Otro consejo: quedar con una amiga o amigo e ir con los respectivos hijos al parque a practicar yoga. Los niños pueden imitar las posturas más sencillas.

Además, al aire libre los menores pueden jugar manteniendo las distancias, bien al escondite, a lanzar la pelota o a la comba.

Los niños que habitan en casas cuyos jardines lindan con el del vecino pueden interactuar cada uno desde su jardín respectivo. Otra opción es comunicarse con el vecinito de al lado a través de la ventana. Lempertz propone fabricar un “teléfono enlatado” -dos botes de conserva o latas unidos por una cuerda-.

Las videoconferencias y los más pequeños

Los padres a menudo utilizan las videollamadas con el objetivo de mantener a sus hijos en contacto con otros niños y familiares. “Los medios de comunicación funcionan razonablemente con niños a partir de cuatro o cinco años, pero no reemplazan el contacto personal”, explica Sabine Andresen.

Añade que, en el caso de niños más pequeños puede causarles confusión pues no entienden por qué la imagen de la abuelita no puede tomarlos en brazos.

Niños descontentos

Independientemente de la avalancha de ideas creativas, sobrellevar la presente situación sigue siendo complicado para las familias. Los niños perciben el estado de ánimo de los progenitores, que a menudo suele pasar de la tensión a la alarma.

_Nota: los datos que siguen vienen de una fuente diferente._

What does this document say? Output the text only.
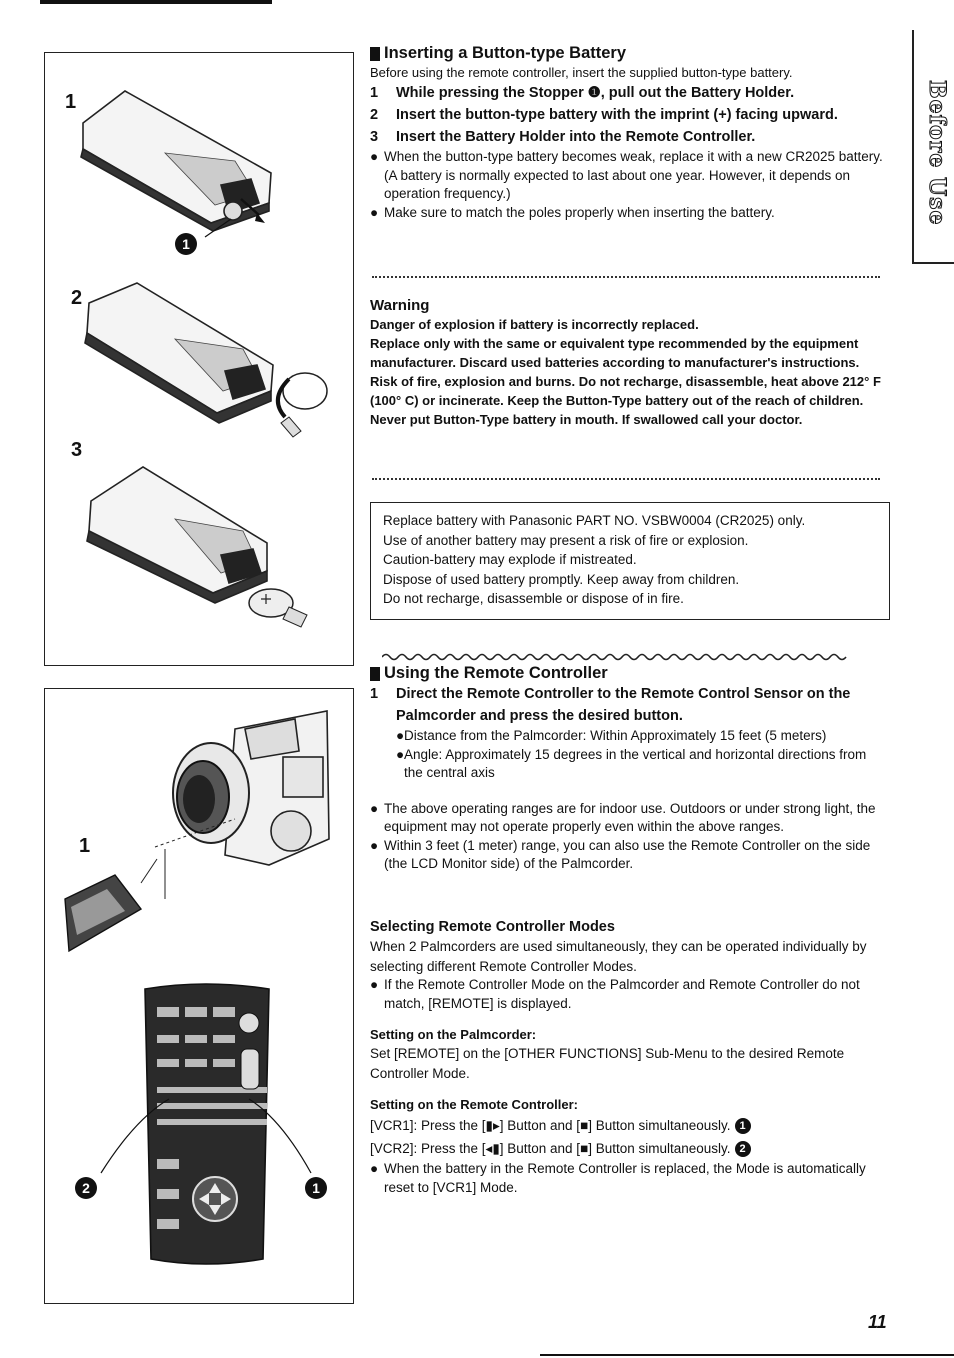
1
2
3
1
1
2	1
Inserting a Button-type Battery
Before using the remote controller, insert the supplied button-type battery.
1	While pressing the Stopper ❶, pull out the Battery Holder.
2	Insert the button-type battery with the imprint (+) facing upward.
3	Insert the Battery Holder into the Remote Controller.
● When the button-type battery becomes weak, replace it with a new CR2025 battery. (A battery is normally expected to last about one year. However, it depends on operation frequency.)
● Make sure to match the poles properly when inserting the battery.
Warning
Danger of explosion if battery is incorrectly replaced.
Replace only with the same or equivalent type recommended by the equipment manufacturer. Discard used batteries according to manufacturer's instructions.
Risk of fire, explosion and burns. Do not recharge, disassemble, heat above 212° F (100° C) or incinerate. Keep the Button-Type battery out of the reach of children. Never put Button-Type battery in mouth. If swallowed call your doctor.
Replace battery with Panasonic PART NO. VSBW0004 (CR2025) only.
Use of another battery may present a risk of fire or explosion.
Caution-battery may explode if mistreated.
Dispose of used battery promptly. Keep away from children.
Do not recharge, disassemble or dispose of in fire.
Using the Remote Controller
1	Direct the Remote Controller to the Remote Control Sensor on the Palmcorder and press the desired button.
● Distance from the Palmcorder: Within Approximately 15 feet (5 meters)
● Angle: Approximately 15 degrees in the vertical and horizontal directions from the central axis
● The above operating ranges are for indoor use. Outdoors or under strong light, the equipment may not operate properly even within the above ranges.
● Within 3 feet (1 meter) range, you can also use the Remote Controller on the side (the LCD Monitor side) of the Palmcorder.
Selecting Remote Controller Modes
When 2 Palmcorders are used simultaneously, they can be operated individually by selecting different Remote Controller Modes.
● If the Remote Controller Mode on the Palmcorder and Remote Controller do not match, [REMOTE] is displayed.
Setting on the Palmcorder:
Set [REMOTE] on the [OTHER FUNCTIONS] Sub-Menu to the desired Remote Controller Mode.
Setting on the Remote Controller:
[VCR1]: Press the [▮▸] Button and [■] Button simultaneously. 1
[VCR2]: Press the [◂▮] Button and [■] Button simultaneously. 2
● When the battery in the Remote Controller is replaced, the Mode is automatically reset to [VCR1] Mode.
Before Use
11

Según Daniela Lempertz: “los menores sienten más de lo que pueden expresar con palabras y no terminan de entender lo que sucede a su alrededor”, lo cual puede acarrear consecuencias.

Un cambio en la conducta del niño puede indicar que algo no va bien. Por ejemplo, hay menores que comienzan a tener pesadillas o a despertarse frecuentemente por la noche.

O niños que ya habían desarrollado su capacidad de hablar y de pronto dejan de hacerlo. También pueden ser de pronto más cariñosos, llorar con mayor facilidad o enfadarse más a menudo.

En tiempos de pandemia, es importante centrarse en lo que funciona positivamente con los niños y dejar de lado lo que no. Lempertz aconseja a los progenitores que el niño inicie un diario en el que cada día escriba, pinte o dibuje.